Flow hive related bee keeping.
Hmm, wanted to create a topic, didn’t work.
Just wanted to say I have 14 flow supers in action and can’t extract any of them without major leaking.
Yes, they are at the correct angle, they are fully capped.
I now have to take the flow supers off to extract above a capping box.
If all that honey escaping into the box would hit the brood frames, I think once in a while it may even kill your queen.
I wish I knew what to do. I need to employ help to lift the flow super off.
The leaking issue is a big one.
I get 2kg from a flow frame and 1kg in the box leaking. Some are worse than others.
How old your frames are? Could it be a cable stretch requiring re-tightening?
These flow supers are purchased over the years, from the beginning every year up to flow hive 2.
We didn’t have much of a flow last year, and this year it’s crazy full on. I kept the flow supers on all year, as there was still some food in it for the bees.
But they have not been extracted for about a year or more.
But now they leak too much.
About. Half in my jar, the rest through the brood box, causing major bearding.
I need to take the flow supers off currently and extract above a cappings box. That way I can capture the leak, which comes up to as many kg as I extract via the tubes. Nearly.
Something is wrong here.
Looks like it is not uncommon problem. Check wire tension. Probably @Freebee2 may help.
That doesn’t sound good… could you please email firstname.lastname@example.org so we can troubleshoot this issue with you?
My theory is, leaving the flow super on even in the subtropics, there is a chance of honey candying in the flow frames, therefore blocking the flow and fresher honey leaking out the cells sidewards.
I now take the flow supers off over winter.
Hi Webclab, Honey candying could indeed be causing a blockage in the Flow Frames perhaps some of this has partially candied over time. How long would you say you have been leaving the honey on between harvests? One troubleshooting method we have found to effectively work out a blockage of this type is to open and close the Flow Frame repeatedly, which massages the crystallised honey into a granules that can then flow out with the more liquid honey. However this wont work with fully candied honey.
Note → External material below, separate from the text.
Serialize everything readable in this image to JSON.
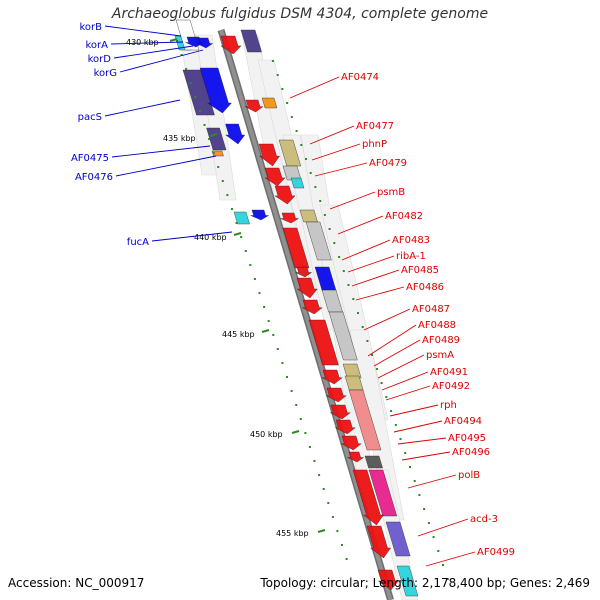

Can you please let us know if you have still been experiencing leaking while harvesting the Flow Frames on the hive? Or is is only while they are off the hive (or you only harvest off the hive now) We do find that this method of harvesting almost always results in leaking, as honey becomes thicker, wax more brittle with capping easier to split, Flow Frames flex if not supported fully, which can create a gap in the honey trough for honey to drip out of.
When you harvest insert the key just a quarter of the way in and wait to see if this leak, try it on the hive, if you notice leaking dont harvest further and remove the Flow Frame in question to send us pictures of this email@example.com, it is easier to follow up via email communication. But if you do wish to add an update to this thread definitely do.
The method of portioning a harvest, opening a quarter waiting for it to drain and then opening another quarter, stops the honey trough filling to capacity and having honey back up in the cells, reducing any chances that honey will have to take the path of least resistance out of an uncapped cell.
Hi Kieran, yes, still getting bad leaking through the brood box. Doing all the right things, flow super on brood box just this spring, opening in increments,
I only placed a few flow supers out this season, else using other boxes.
Still love the flow honey for its aroma.
Did you tighten the wires on the frames?
Are you allowing the honey to drain before opening the next increment? It is a key part of combating leaking if there is an overflow from uncapped cells just above the honey trough.
Have you examined the Flow Frames looking for excess wax, or crystallised honey residue?